As I was sat here on Saturday, writing, right where I am this morning, again doing just that, my grandfather died. Not that I knew that then. It was not unexpected: it followed a week in hospital in multiple organ failure, systemic infection, a long life. Ninety two years.
My mother ‘phoned that evening. She’d been crying. Her father. My brother ‘phoned. My father emailed. People around me are upset. I am concious that I am not. I feel – nothing. My grandfather had a long life. Early last week, I emailed his church prayer chain. A couple had been travelling out of town to visit him, sit with him, every day since he was admitted to hospital. Others had been looking in too. He had prayed with them, the hospital chaplain reading Psalm 23 with him, as he slipped in and out of consciousness. They said he had told them he was ready to die – was looking foward to seeing all those he had lost in heaven. I have heard him say this before. Such was his faith. Such was his peace with the ending of life, that I find it hard to be sad that he has died.
I am not upset at all. Neither was I upset when my grandmother died six years ago. My father’s parents died long before I was born. Again, I will probably be the only one not crying at the funeral. Given all the things that do lead me to tears in church, this not crying is unacceptable. Wrong. I should be upset that someone who prayed for me every day of my life is no longer alive. I chose not to visit last week. Maybe I should have done. Maybe that is why everyone is upset. Because they saw him dying while my memories are of carpentary workshops, war stories, days on the beach, tea with teapots and cups and saucers. Bird tables and badgers in the garden.
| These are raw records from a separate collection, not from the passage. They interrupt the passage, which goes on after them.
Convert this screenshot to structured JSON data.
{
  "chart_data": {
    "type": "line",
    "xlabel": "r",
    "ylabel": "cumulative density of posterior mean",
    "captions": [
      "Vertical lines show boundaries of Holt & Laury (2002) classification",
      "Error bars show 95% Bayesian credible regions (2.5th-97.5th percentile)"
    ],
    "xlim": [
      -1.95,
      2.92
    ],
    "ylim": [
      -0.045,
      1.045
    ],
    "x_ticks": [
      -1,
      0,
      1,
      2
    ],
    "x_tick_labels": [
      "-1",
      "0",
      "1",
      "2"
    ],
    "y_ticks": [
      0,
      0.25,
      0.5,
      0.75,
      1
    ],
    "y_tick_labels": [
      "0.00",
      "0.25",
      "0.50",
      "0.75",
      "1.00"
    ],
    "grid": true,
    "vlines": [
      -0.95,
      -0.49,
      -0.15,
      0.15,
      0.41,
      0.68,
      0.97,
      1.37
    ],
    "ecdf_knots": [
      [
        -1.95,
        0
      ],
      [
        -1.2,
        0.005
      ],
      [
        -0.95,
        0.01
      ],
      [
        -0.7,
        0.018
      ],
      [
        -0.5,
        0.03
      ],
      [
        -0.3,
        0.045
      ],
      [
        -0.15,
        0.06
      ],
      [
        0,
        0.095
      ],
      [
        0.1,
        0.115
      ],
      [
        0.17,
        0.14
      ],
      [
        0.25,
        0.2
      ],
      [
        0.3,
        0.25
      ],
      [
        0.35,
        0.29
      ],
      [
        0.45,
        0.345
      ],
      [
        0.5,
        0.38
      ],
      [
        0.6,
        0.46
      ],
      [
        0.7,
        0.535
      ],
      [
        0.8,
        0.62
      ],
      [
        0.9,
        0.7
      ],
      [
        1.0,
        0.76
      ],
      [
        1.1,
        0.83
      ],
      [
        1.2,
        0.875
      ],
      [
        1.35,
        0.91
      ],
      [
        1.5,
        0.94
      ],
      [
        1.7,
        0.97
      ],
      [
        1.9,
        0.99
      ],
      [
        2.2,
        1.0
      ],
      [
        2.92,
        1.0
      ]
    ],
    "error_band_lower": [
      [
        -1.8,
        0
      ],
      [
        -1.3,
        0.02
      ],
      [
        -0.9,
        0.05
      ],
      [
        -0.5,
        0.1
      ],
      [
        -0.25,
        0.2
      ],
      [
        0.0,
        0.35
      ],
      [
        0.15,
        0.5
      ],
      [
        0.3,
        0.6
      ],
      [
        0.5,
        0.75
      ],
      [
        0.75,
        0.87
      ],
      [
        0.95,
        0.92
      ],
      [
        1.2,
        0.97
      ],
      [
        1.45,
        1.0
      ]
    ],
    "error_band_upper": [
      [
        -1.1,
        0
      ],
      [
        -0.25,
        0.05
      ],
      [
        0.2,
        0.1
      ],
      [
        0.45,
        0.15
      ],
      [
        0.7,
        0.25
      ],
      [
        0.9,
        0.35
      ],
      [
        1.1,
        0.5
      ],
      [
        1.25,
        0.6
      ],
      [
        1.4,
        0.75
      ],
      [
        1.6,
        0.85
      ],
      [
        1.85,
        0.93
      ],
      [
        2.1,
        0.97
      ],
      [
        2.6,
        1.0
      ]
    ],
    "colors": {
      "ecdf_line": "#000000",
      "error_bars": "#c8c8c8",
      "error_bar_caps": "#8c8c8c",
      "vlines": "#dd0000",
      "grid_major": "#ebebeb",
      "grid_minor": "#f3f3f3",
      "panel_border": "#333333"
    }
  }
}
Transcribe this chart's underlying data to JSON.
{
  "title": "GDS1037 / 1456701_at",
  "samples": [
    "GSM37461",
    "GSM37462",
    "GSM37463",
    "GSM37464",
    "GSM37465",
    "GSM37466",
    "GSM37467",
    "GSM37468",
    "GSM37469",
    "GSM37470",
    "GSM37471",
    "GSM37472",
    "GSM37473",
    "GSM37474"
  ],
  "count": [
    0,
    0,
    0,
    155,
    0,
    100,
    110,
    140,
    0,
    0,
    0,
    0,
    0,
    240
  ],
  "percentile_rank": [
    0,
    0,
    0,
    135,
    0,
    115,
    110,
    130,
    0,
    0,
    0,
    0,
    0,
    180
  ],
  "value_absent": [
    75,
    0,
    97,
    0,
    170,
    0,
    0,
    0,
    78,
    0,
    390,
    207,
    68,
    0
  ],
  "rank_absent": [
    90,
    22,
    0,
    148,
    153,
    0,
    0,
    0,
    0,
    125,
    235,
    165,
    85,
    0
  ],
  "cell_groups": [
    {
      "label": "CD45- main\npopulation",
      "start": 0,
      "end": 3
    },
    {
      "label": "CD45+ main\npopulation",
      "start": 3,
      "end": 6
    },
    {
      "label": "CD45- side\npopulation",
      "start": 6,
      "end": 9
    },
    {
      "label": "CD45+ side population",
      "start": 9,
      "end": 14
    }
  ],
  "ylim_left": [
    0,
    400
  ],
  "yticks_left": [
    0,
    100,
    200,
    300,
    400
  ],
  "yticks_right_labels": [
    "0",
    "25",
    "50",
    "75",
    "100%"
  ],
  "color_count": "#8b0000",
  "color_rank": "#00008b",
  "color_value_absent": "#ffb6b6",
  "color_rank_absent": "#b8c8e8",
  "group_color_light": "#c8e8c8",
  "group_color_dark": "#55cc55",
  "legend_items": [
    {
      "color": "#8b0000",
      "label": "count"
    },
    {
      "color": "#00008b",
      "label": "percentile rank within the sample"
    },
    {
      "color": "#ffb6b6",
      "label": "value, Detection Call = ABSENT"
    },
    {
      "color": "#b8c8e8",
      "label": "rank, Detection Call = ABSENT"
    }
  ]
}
Or, maybe it is because of the latent anger I have, but never dared express, towards a grandfather who even when she was in her sixties still told her daughter repeatedly that she was not “good enough” and should have been a doctor, not a nurse. Told her that she was wrong not to go to church. Wrong not to go out to work. Wrong to live with a man who is not her husband. Wrong, wrong, wrong.
Maybe the kind of death that my grandfather had calms me. A new journey of meeting loved ones again, of no more pain or problems or tears. That knowing it is only naked fear that suicide might not lead to that kind of death stops me. That I know that he rests in Perfect Peace, as he wanted his whole life through.
I am going around in circles. I have happy memories of my grandfather. I know that he was loved by his family, and by his church. I know that he had a long life, and was content for it to end. I don’t know why I don’t feel anything, when other things make me feel so easily. I am not sure how to act my way through this.